Dumbbell vs Barbell Bench Press
Looking for the final answer in the dumbbell vs barbell bench press debate?
In this article, I will be revealing the key differences between both of these lifts along with the pros and
cons of each exercise.
The truth is there is no real winner in the dumbbell vs barbell bench press contest. Both exercises have unique
pros and cons and which exercise you choose will vary from person to person. Additionally, it can be beneficial for
many lifters to use both exercises rather than pick between one or the other.
Dumbbell vs Barbell Bench Press - Pros of each exercise
- Allows for more range of motion. A barbell can only go down to the chest, whereas a person using
dumbbells can go even lower since the dumbbells can move around the rib cage. This causes an extra stretch in
the muscle and can result in a higher quality of muscle contraction.
- Gentler on the shoulder. Since each shoulder can move independently of the other, you are able to press in a
much more comfortable motion. You can rotate and move positions side to side, whereas on the bench the hands are
stuck in a fixed position and are unable to move. As a result, the body is able to adopt a more comfortable
movement pattern when performing the dumbbell bench press.
- Can be performed without a spotter. While when lifting heavy you always want a spotter, it is much safer to
lift with dumbbells without a spotter.
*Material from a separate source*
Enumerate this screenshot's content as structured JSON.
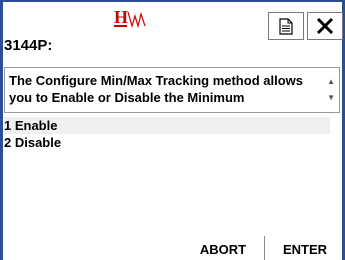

On the barbell bench press, even when attempting an easy weight, you never
know when a muscle is going to cramp up or tear.
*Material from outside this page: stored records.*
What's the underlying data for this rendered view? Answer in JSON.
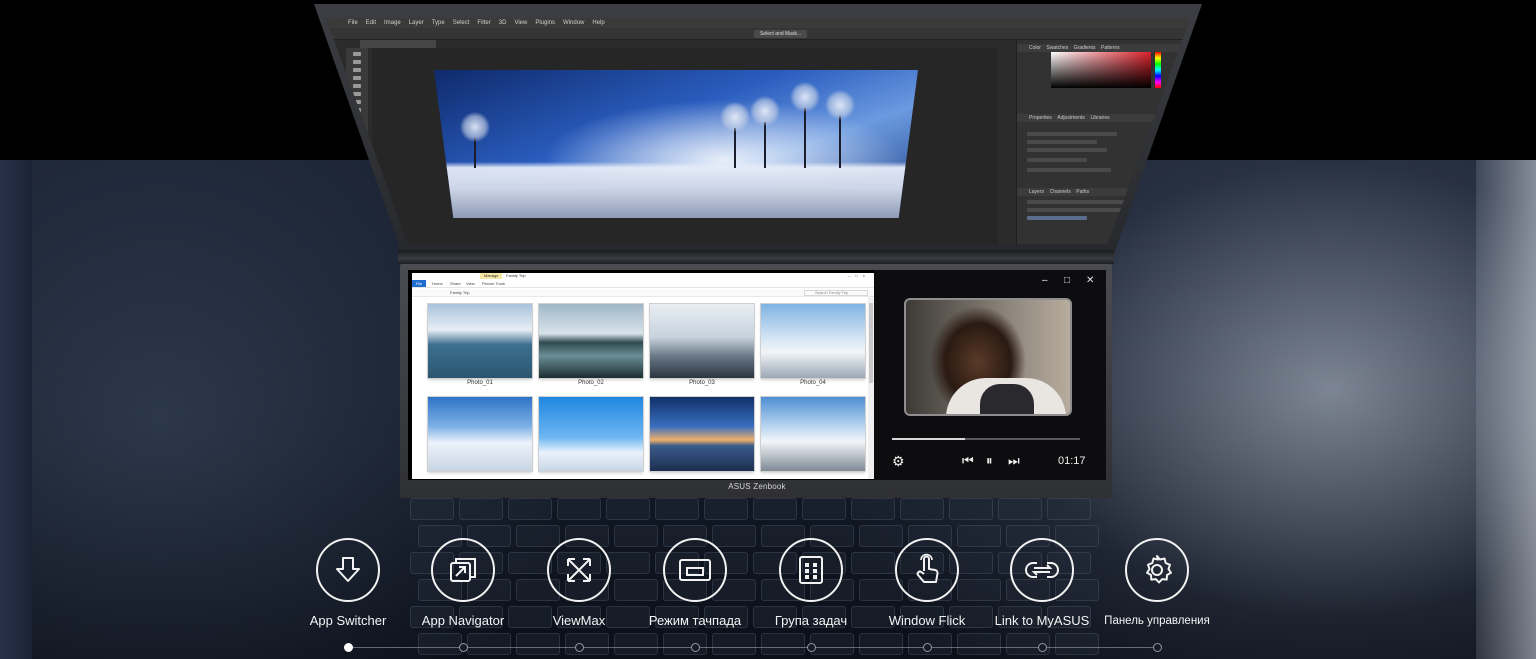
{
  "photoshop": {
    "menu": [
      "File",
      "Edit",
      "Image",
      "Layer",
      "Type",
      "Select",
      "Filter",
      "3D",
      "View",
      "Plugins",
      "Window",
      "Help"
    ],
    "options_button": "Select and Mask...",
    "panel_tabs": [
      "Color",
      "Swatches",
      "Gradients",
      "Patterns"
    ],
    "properties_tabs": [
      "Properties",
      "Adjustments",
      "Libraries"
    ],
    "layers_tabs": [
      "Layers",
      "Channels",
      "Paths"
    ]
  },
  "explorer": {
    "manage_tab": "Manage",
    "title": "Family Trip",
    "ribbon_file": "File",
    "ribbon_tabs": [
      "Home",
      "Share",
      "View",
      "Picture Tools"
    ],
    "breadcrumb": "Family Trip",
    "search_placeholder": "Search Family Trip",
    "photos": [
      "Photo_01",
      "Photo_02",
      "Photo_03",
      "Photo_04"
    ]
  },
  "player": {
    "time": "01:17",
    "progress": 0.39
  },
  "brand": "ASUS Zenbook",
  "features": [
    {
      "label": "App Switcher",
      "icon": "download-arrow-icon"
    },
    {
      "label": "App Navigator",
      "icon": "app-navigator-icon"
    },
    {
      "label": "ViewMax",
      "icon": "expand-arrows-icon"
    },
    {
      "label": "Режим тачпада",
      "icon": "touchpad-icon"
    },
    {
      "label": "Група задач",
      "icon": "task-group-icon"
    },
    {
      "label": "Window Flick",
      "icon": "hand-tap-icon"
    },
    {
      "label": "Link to MyASUS",
      "icon": "link-icon"
    },
    {
      "label": "Панель управления",
      "icon": "gear-icon"
    }
  ],
  "active_feature": 0
}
Freak accidents can happen even with light weight and can literally result in death for the solo lifter.
Dumbbells can be easily dropped in the event of such an occurrence, whereas the barbell cannot. This is a major
upside for dumbbells in the dumbbell vs barbell bench press debate.
- Can use more weight. By using more weight, you are able to place a greater load on the muscles. It is very
easy to scale up on a barbell bench press to progress. When a lifter reaches a certain strength on the dumbbell
bench press, awkwardness of holding a big dumbbell and getting it into position can seriously limit strength.
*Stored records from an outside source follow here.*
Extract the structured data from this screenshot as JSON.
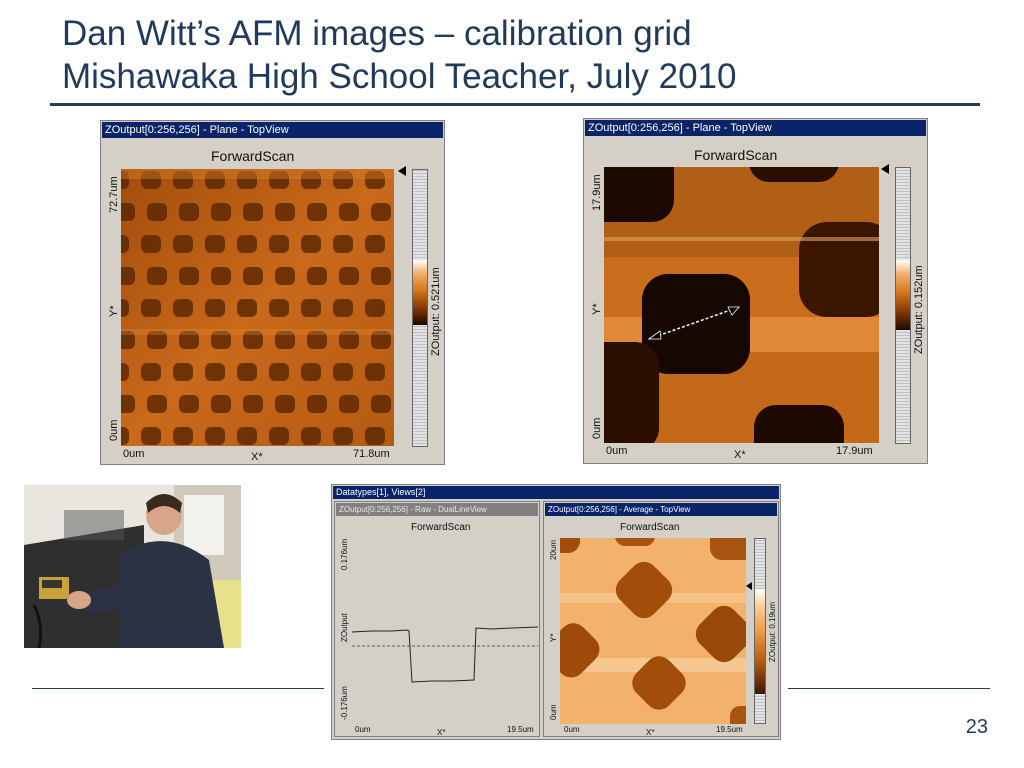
{
  "slide": {
    "title_line1": "Dan Witt’s AFM images – calibration grid",
    "title_line2": "Mishawaka High School Teacher, July 2010",
    "page_number": "23"
  },
  "colors": {
    "title": "#1f3a5a",
    "window_title_bar": "#0a246a",
    "afm_dark": "#3a1600",
    "afm_mid": "#d8781e",
    "afm_light": "#f6c88e"
  },
  "afm_left": {
    "window_title": "ZOutput[0:256,256] - Plane - TopView",
    "scan_label": "ForwardScan",
    "y_top": "72.7um",
    "y_axis": "Y*",
    "y_bottom": "0um",
    "x_left": "0um",
    "x_axis": "X*",
    "x_right": "71.8um",
    "z_label": "ZOutput: 0.521um"
  },
  "afm_right": {
    "window_title": "ZOutput[0:256,256] - Plane - TopView",
    "scan_label": "ForwardScan",
    "y_top": "17.9um",
    "y_axis": "Y*",
    "y_bottom": "0um",
    "x_left": "0um",
    "x_axis": "X*",
    "x_right": "17.9um",
    "z_label": "ZOutput: 0.152um"
  },
  "bottom_window": {
    "title": "Datatypes[1], Views[2]",
    "line_panel": {
      "title": "ZOutput[0:256,256] - Raw - DualLineView",
      "scan_label": "ForwardScan",
      "y_top": "0.176um",
      "y_axis": "ZOutput",
      "y_bottom": "-0.176um",
      "x_left": "0um",
      "x_axis": "X*",
      "x_right": "19.5um"
    },
    "top_panel": {
      "title": "ZOutput[0:256,256] - Average - TopView",
      "scan_label": "ForwardScan",
      "y_top": "20um",
      "y_axis": "Y*",
      "y_bottom": "0um",
      "x_left": "0um",
      "x_axis": "X*",
      "x_right": "19.5um",
      "z_label": "ZOutput: 0.19um"
    }
  }
}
- Creates a greater systemic load than dumbbells. In other words, since you can load more weight onto the bar
with a barbell bench press, you tax more muscles and more muscle fibers within those muscles. This results in a
host of benefits such as an increase in natural testosterone production, more calories burnt, and possibly more
These are just the differences in the benefits of the dumbbell vs barbell bench press. There are also cons to
each particular movement:
Cons of Dumbbell Bench Press:
- Scalability. This is the only real negative to the dumbbell bench press, but it is a big one. As a lifter gets
stronger, it becomes harder and harder to add more weight.
Larger dumbbells become unwieldy, and many lifters are already using 85 pound dumbbells within two years of
regular training. It can be very hard to get into position using a 100+ pound set of dumbbells and you will
generally need a spotter to help get in position. It is practically impossible to max out on dumbbells for this
Additionally, once the dumbbells get physically large enough as you move up in weight, the extra range of motion
provided by dumbbells is lost, as the size of the dumbbell gets in the way of the movement.
Finally, many gyms do not carry dumbbells over 100 pounds, so with dedicated training you might find yourself
without heavy enough weights to lift.
Barbell Bench Press Cons
There are two major cons of the barbell bench press:
- Muscle bearing the load. If the goal is bodybuilding rather than raw strength, the barbell bench press may not
be appropriate. Many lifters find that they do not feel a good contraction in the chest when lifting but rather
feel their shoulders fatigue first.
This lifter will not get major pec growth from the barbell bench press and is likely to be better off by
sticking to dumbbells. This is one of the major things to consider when choosing between the dumbbell vs barbell
- Places a lot of load on the shoulders. For many lifters, bench pressing is an uncomfortable experience. These
lifters are likely to have a lot less pain when benching simply by switching over to dumbbells. The greater freedom
of movement offered by dumbbells allows the lifter to take the most comfortable path when bench pressing.
At the end of the day, there is no real winner in the dumbbell vs barbell bench press debate. The barbell bench
press is great for lifting with max loads, but places more stress on the shoulder.
The dumbbell bench press can yield a better mind-muscle connection, is gentler on the shoulder. Unfortunately,
dumbbells get unwieldy at larger weights and are harder if not impossible to max out on.
If you are still undecided in the dumbbell vs barbell bench press debate, try starting your pressing or
chest workouts by working up to a heavy set on the barbell bench press and then moving over to the dumbbell bench
press for some higher volume sets (more reps, less weight).